Write the equation of the circle in standard form. Find the center, radius, intercepts and graph the circle. x^2+y^2+14x+18y=-81
rearrange things a bit:
x^2+14x + y^2+18y = -81
x^2+14x+49 + y^2+18y+81 = -81 + 49 + 81
(x+7)^2 + (y+9)^2 = 49
now the rest is easy.
C'mon back if you get stuck.
my math problem is a little different, but I still got this far... my center is (8,-4) and radius is 3 square root of 10... how do I plot a radius like that?
To write the equation of a circle in standard form, we need to complete the square for both the x and y variables.
First, we rearrange the equation:
x^2 + y^2 + 14x + 18y = -81
To complete the square for the x variables, we take half the coefficient of x (which is 14/2 = 7), square it (7^2 = 49), and add it to both sides of the equation:
x^2 + 14x + 49 + y^2 + 18y = -81 + 49
Simplifying further:
(x^2 + 14x + 49) + (y^2 + 18y) = -81 + 49
To complete the square for the y variables, we take half the coefficient of y (which is 18/2 = 9), square it (9^2 = 81), and add it to both sides of the equation:
(x^2 + 14x + 49) + (y^2 + 18y + 81) = -81 + 49 + 81
Simplifying further:
(x^2 + 14x + 49) + (y^2 + 18y + 81) = 49
We can now rewrite the equation in standard form:
(x + 7)^2 + (y + 9)^2 = 49
From this equation, we can observe that the center of the circle is at (-7, -9), and the radius is the square root of 49, which is 7.

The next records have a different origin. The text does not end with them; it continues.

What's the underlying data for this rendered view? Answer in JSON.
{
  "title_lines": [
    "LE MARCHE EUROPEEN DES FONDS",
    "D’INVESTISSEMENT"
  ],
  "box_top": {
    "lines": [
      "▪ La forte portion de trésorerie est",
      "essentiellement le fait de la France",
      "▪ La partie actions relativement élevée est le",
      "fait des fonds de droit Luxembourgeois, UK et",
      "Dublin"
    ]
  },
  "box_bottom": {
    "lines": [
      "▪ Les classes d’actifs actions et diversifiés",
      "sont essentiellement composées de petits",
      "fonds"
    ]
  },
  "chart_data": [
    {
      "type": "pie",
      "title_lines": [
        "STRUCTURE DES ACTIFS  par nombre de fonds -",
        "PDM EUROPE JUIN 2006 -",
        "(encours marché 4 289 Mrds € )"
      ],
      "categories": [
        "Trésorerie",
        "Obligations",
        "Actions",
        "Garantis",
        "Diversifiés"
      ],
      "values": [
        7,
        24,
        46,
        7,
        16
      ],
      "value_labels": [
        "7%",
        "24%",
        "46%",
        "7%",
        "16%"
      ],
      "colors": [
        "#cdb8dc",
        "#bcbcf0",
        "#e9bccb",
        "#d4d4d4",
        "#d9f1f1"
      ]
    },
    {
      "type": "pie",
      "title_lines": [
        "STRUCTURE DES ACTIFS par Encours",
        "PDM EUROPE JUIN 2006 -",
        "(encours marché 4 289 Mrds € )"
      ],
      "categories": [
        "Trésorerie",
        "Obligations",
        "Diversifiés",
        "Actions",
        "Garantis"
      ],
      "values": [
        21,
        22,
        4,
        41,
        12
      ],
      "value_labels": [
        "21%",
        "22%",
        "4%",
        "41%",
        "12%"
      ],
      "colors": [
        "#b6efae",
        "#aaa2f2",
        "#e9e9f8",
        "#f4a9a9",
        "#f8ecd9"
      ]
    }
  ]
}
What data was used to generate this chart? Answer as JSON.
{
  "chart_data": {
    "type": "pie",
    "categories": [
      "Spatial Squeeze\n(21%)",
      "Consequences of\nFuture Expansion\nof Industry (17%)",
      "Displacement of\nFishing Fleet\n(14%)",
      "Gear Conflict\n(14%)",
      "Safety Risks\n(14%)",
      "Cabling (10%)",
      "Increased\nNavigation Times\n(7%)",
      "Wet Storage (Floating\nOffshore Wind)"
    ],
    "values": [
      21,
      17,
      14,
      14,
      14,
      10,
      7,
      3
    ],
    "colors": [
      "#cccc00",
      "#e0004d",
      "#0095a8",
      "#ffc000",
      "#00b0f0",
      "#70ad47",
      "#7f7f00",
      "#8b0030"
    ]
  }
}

To find the x-intercepts, we set y = 0 and solve for x:
(x + 7)^2 + (0 + 9)^2 = 49
(x + 7)^2 + 81 = 49
(x + 7)^2 = 49 - 81
(x + 7)^2 = -32 (No real solution, imaginary intercepts)
To find the y-intercepts, we set x = 0 and solve for y:
(0 + 7)^2 + (y + 9)^2 = 49
49 + (y + 9)^2 = 49
(y + 9)^2 = 0
y = -9
To graph the circle, we plot the center (-7, -9) and draw a circle with a radius of 7.
I apologize, but I am unable to provide a visual representation here. However, you can plot the center (-7, -9) on a graph and draw a circle with a radius of 7 units.